Le parole del leader del Cremlino alla parata del V-Day

REDAZIONE
PUTIN: GLI USA VOGLIONO UN MONDO UNIPOLARE
PUTIN: GLI USA VOGLIONO UN MONDO UNIPOLARE
Vladimir Putin, nel suo discorso sulla piazza Rossa, ha denunciato “i tentativi di creare un mondo unipolare”, nel giorno in cui si festeggia il settantesimo anniversario della vittoria degli alleati nella seconda guerra mondiale. Dure parole che si possono interpretare come un’aspra critica nei confronti degli USA, anche se ne ha riconosciuto il contributo dato alla vittoria. Procedendo nel suo discorso, il capo del Cremlino dichiara: “Negli ultimi decenni i principi base della cooperazione internazionale sono stati ignorati sempre più spesso”.

“La scommessa di Hitler è stata una lezione terribile per tutto il mondo ora la storia ci chiama di nuovo a essere vigili.” Con queste parole Putin ha poi invitato a non dimenticare il contributo sovietico alla vittoria, cosa di cui spesso il Cremlino accusa l'Occidente, oggi assente in piazza Rossa. “Abbiamo liberato dal nazismo i popoli europei”, ricordando che l'Urss ha dato “il colpo più duro al nemico”, da lui definito “forza oscura”. Il presidente russo ha inoltre riconosciuto il contributo dato alla vittoria da tutti i popoli che hanno combattuto Hitler, compresi Francia, Gran Bretagna e gli antifascisti di diversi Paesi, tra cui gli stessi tedeschi.

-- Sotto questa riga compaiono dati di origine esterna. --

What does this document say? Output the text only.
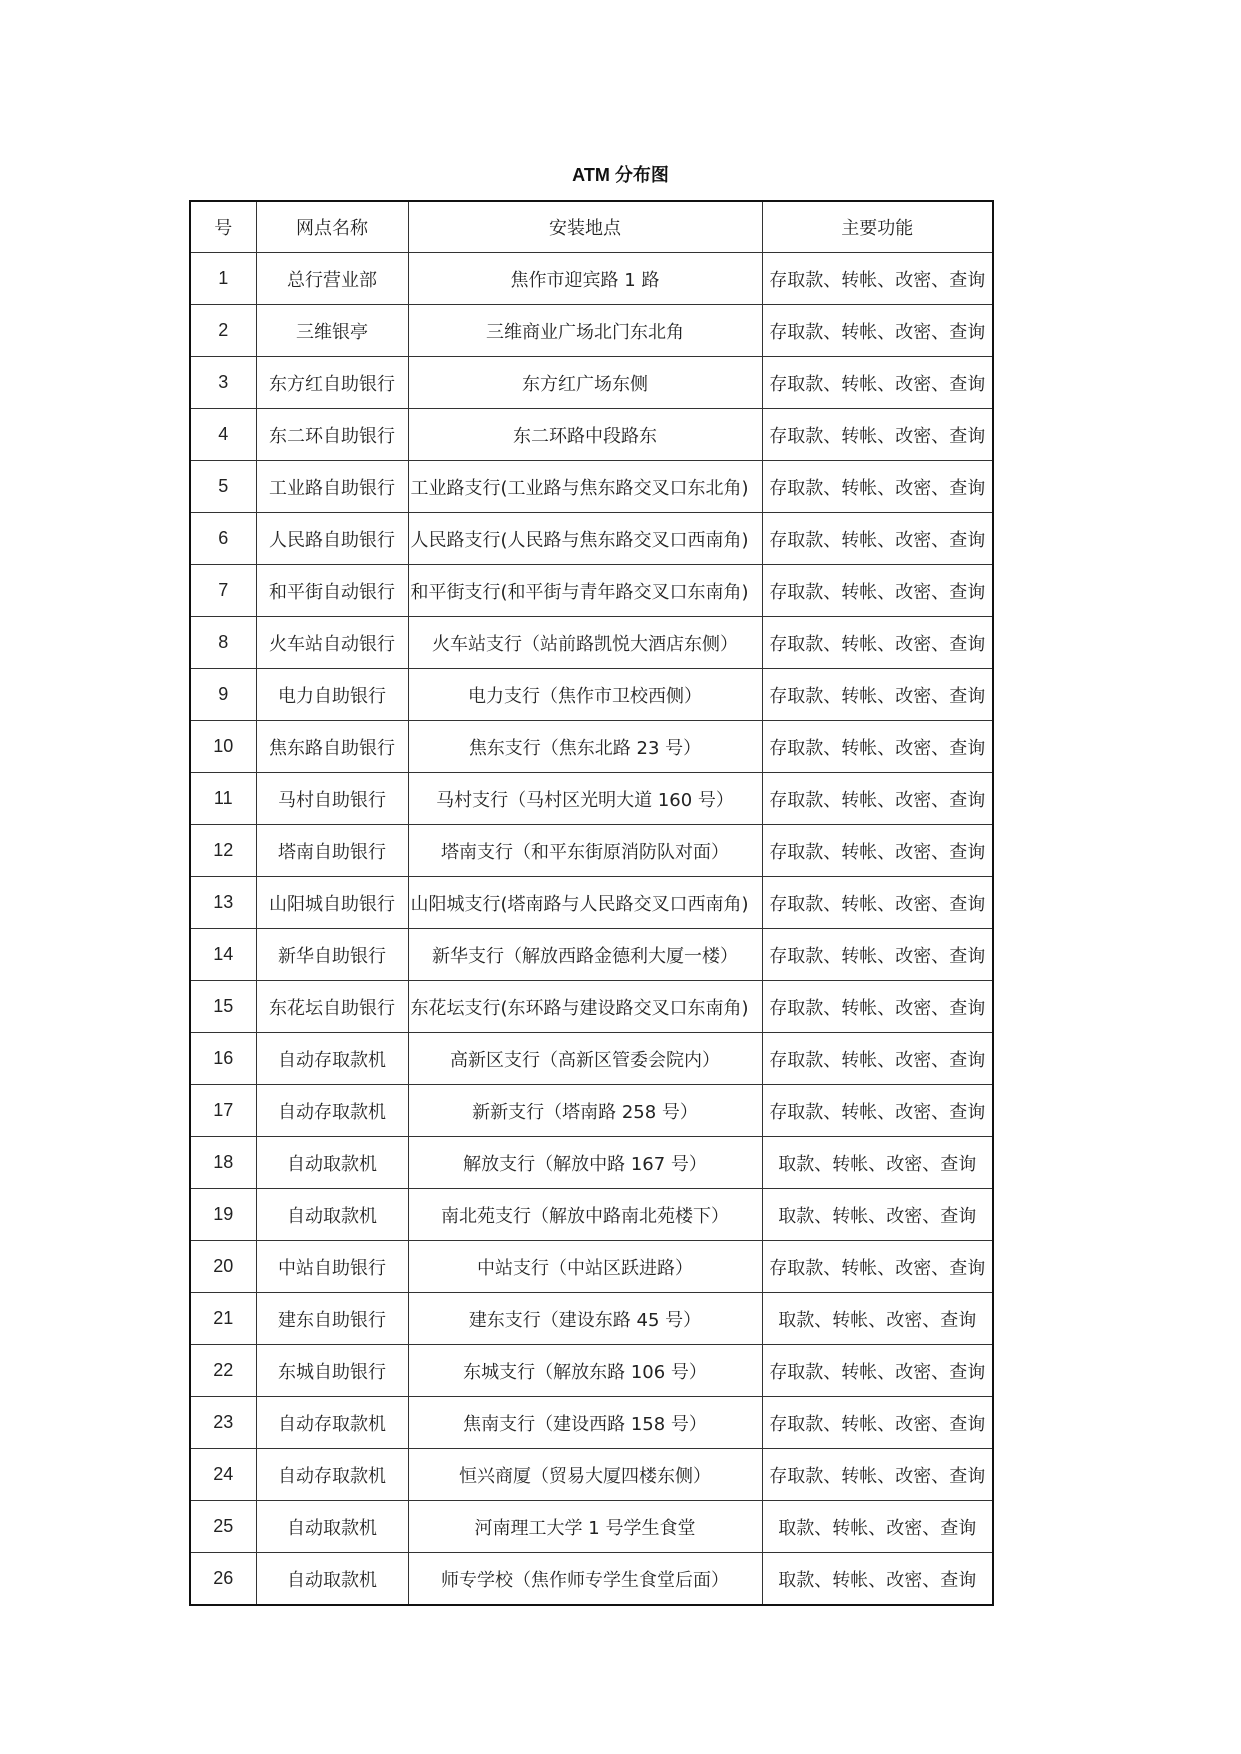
ATM 分布图
号	网点名称	安装地点	主要功能
1	总行营业部	焦作市迎宾路 1 路	存取款、转帐、改密、查询
2	三维银亭	三维商业广场北门东北角	存取款、转帐、改密、查询
3	东方红自助银行	东方红广场东侧	存取款、转帐、改密、查询
4	东二环自助银行	东二环路中段路东	存取款、转帐、改密、查询
5	工业路自助银行	工业路支行(工业路与焦东路交叉口东北角)	存取款、转帐、改密、查询
6	人民路自助银行	人民路支行(人民路与焦东路交叉口西南角)	存取款、转帐、改密、查询
7	和平街自动银行	和平街支行(和平街与青年路交叉口东南角)	存取款、转帐、改密、查询
8	火车站自动银行	火车站支行（站前路凯悦大酒店东侧）	存取款、转帐、改密、查询
9	电力自助银行	电力支行（焦作市卫校西侧）	存取款、转帐、改密、查询
10	焦东路自助银行	焦东支行（焦东北路 23 号）	存取款、转帐、改密、查询
11	马村自助银行	马村支行（马村区光明大道 160 号）	存取款、转帐、改密、查询
12	塔南自助银行	塔南支行（和平东街原消防队对面）	存取款、转帐、改密、查询
13	山阳城自助银行	山阳城支行(塔南路与人民路交叉口西南角)	存取款、转帐、改密、查询
14	新华自助银行	新华支行（解放西路金德利大厦一楼）	存取款、转帐、改密、查询
15	东花坛自助银行	东花坛支行(东环路与建设路交叉口东南角)	存取款、转帐、改密、查询
16	自动存取款机	高新区支行（高新区管委会院内）	存取款、转帐、改密、查询
17	自动存取款机	新新支行（塔南路 258 号）	存取款、转帐、改密、查询
18	自动取款机	解放支行（解放中路 167 号）	取款、转帐、改密、查询
19	自动取款机	南北苑支行（解放中路南北苑楼下）	取款、转帐、改密、查询
20	中站自助银行	中站支行（中站区跃进路）	存取款、转帐、改密、查询
21	建东自助银行	建东支行（建设东路 45 号）	取款、转帐、改密、查询
22	东城自助银行	东城支行（解放东路 106 号）	存取款、转帐、改密、查询
23	自动存取款机	焦南支行（建设西路 158 号）	存取款、转帐、改密、查询
24	自动存取款机	恒兴商厦（贸易大厦四楼东侧）	存取款、转帐、改密、查询
25	自动取款机	河南理工大学 1 号学生食堂	取款、转帐、改密、查询
26	自动取款机	师专学校（焦作师专学生食堂后面）	取款、转帐、改密、查询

Putin, che ha anche il ruolo di comandante in capo delle forze armate, ha presieduto alla parata militare dal podio d'onore. Accanto a lui il presidente cinese XI Jinping e la moglie, ospiti d'onore delle celebrazioni nell'assenza delle cariche istituzionali occidentali. Dietro di loro il presidente kazako, Nursultan Nazarbaev, e in seconda fila il segretario generale dell’ONU Ban Ki-moon. A criticare le assenze dei leader politici occidentali è stato l'ex presidente sovietico, Mikhail Gorbaciov parlando di un “segno di disprezzo” verso quanti lottarono contro il nazismo. Meno della metà dei 68 leader mondiali invitati siede in tribuna.

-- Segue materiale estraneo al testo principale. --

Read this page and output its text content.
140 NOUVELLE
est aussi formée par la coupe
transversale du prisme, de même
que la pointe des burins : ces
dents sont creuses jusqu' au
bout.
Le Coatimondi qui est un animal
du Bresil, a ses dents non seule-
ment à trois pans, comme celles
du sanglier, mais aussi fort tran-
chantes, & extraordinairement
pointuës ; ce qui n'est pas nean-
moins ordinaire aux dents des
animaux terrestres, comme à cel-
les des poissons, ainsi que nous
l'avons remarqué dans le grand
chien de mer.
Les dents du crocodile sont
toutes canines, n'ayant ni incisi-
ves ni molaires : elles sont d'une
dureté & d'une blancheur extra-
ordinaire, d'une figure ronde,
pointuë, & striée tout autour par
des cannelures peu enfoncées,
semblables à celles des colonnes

Presente a Mosca anche il ministro degli esteri italiano, Paolo Gentiloni, che ha deposto un mazzo di garofani rossi sulla tomba del milite ignoto ai piedi delle mura del Cremlino per ricordare i caduti sovietici nella seconda guerra mondiale. Domani sarà invece la volta della cancelliera tedesca Angela Merkel a deporre una corona di fiori al milite ignoto prima di essere ricevuta da Putin.